When I first started training, I did almost entirely nogi grappling. Minimal kickboxing, no fancy outfits...I only picked up a cheap blue Fuji and began to grudgingly do one of the gi classes after a few months of being hassled into it. At the time, I vehemently insisted that gi "just wasn't my thing" and was therefore totally unconcerned with the whole concept of ranks and belts. HAH! The innocence of newbies. I don't know exactly when things changed, but somewhere along the way I became all about the gi (yes, Liz was super smug about it) and kicked up my efforts to really focus on the details, improve my technique and actively work towards my blue belt.
It's been quite a journey. One of my favorite things about grappling is that it's not the same for everyone; each person learns in their own time, in their own style. During one class, we were drilling a relatively easy spin around the back and something in my brain short circuited. Instead of doing step 1, 2, 3, I kept doing step 1, and then some bizarre hopping, flying motion that magically landed me at step 3. I mean, it kind of worked, but my inability to do it the usual way was a total mystery. When I asked Christian to observe and showed him my version of the move, he smiled, shrugged, shook his head and said, "What can I say? You travel in your own way."
In the early days, most of my partners were pretty big guys and I didn't get a lot of time to work with Liz or the smaller dudes, so I developed a primarily defensive game. Over the first sixth months, I went from being crushed and submitted every few seconds to being crushed and submitted only once in a while by the same people. Forget tapping anyone out; if I could just frustrate my partners enough by escaping and defending for most of the round, I considered it an epic win.
Once I got to a point where I could actually survive, I started trying to sneak in submissions and get better at transitioning from defensive to offensive positions.

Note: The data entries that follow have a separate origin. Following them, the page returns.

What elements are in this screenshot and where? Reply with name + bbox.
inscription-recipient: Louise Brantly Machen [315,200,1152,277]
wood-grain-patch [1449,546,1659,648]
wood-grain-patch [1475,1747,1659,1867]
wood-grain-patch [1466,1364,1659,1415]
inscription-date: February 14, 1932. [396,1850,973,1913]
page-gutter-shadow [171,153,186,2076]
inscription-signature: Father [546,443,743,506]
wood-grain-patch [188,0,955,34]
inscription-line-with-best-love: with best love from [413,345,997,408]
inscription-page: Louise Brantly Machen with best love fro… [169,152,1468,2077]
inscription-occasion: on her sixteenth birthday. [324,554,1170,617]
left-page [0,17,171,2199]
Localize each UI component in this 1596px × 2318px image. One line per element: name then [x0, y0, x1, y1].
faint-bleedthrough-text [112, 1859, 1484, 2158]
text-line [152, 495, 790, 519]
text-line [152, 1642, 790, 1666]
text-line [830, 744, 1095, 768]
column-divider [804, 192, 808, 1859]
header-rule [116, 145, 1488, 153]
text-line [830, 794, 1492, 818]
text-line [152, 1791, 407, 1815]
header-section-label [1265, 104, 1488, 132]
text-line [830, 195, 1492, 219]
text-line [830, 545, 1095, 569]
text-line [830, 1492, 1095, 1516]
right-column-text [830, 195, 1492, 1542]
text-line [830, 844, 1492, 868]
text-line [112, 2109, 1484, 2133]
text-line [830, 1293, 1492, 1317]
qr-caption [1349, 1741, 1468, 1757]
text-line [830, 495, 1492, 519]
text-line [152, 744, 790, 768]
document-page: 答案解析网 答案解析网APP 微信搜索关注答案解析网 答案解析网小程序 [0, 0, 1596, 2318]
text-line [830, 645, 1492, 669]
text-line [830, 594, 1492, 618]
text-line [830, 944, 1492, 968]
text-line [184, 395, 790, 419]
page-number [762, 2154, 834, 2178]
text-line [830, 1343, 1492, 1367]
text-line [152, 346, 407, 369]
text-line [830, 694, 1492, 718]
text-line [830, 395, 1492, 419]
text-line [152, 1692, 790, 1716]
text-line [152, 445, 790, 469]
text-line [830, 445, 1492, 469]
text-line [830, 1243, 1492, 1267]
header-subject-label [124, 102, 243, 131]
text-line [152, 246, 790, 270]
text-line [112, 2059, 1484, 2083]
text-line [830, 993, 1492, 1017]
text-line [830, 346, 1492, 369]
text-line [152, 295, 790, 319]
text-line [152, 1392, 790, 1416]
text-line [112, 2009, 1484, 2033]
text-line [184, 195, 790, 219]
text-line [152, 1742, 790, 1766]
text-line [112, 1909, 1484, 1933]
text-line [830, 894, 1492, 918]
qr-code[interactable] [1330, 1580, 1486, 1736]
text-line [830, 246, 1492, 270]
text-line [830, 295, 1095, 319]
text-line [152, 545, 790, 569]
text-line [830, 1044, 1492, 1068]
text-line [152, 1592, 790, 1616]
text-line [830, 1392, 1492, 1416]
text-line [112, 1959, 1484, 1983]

Mount became my go-to place and armbars became my focus. Liz is something of an evil armbar god so I'm always trying to learn more from her. I found my preferred guard passes (sexy creepy smash pass FTW) and the sweeps that worked best for me and started to develop my own game. It's an ongoing process that's always changing, but it's slowly coming along. I've also started rolling harder instead of just kicking back for the lazy flow roll that used to define my groundwork, and it's made a real difference not to mention certain training partners very happy. Whenever we have a good, hard roll, Liz gets that maniacal smile on her face and enthusiastically shakes my hand and thanks me afterwards.
The funny thing is, I've been working extra hard since I got my 4th stripe earlier in the year and had this borderline obsessive gotta wreck it, gotta get my blue belt, any day now attitude for a good few months before finally realizing how stupid it was to be focused on that instead of just doing what I needed to do. Literally the week after I stopped thinking that way and decided that I would never get promoted (yes, I admit it, it gets a little dramatic inside my head), I got my new belt. My recent decision to stop waiting for it just made it that much more unexpected and surprising.
I've had long, intense rolls before but I've never done an Iron Man for that long with everyone standing around and watching. It was exhausting and awful but I made it through to the end. At least I didn't get submitted until Liz tackled me from behind and proceeded to gleefully tap me out over and over in rather brutal ways. It was an ass kicking with love, though, as I am now the second female to ever get promoted at our gym, and it felt fantastic. I damn sure plan to keep working my ass off and hope to earn my purple belt someday...at which point Liz will undoubtedly be a brown or black belt and still making me look stupid. I look forward to that day and in the meantime, I'll continue to learn new things, get better at what I already know, and enjoy absolutely every second of it.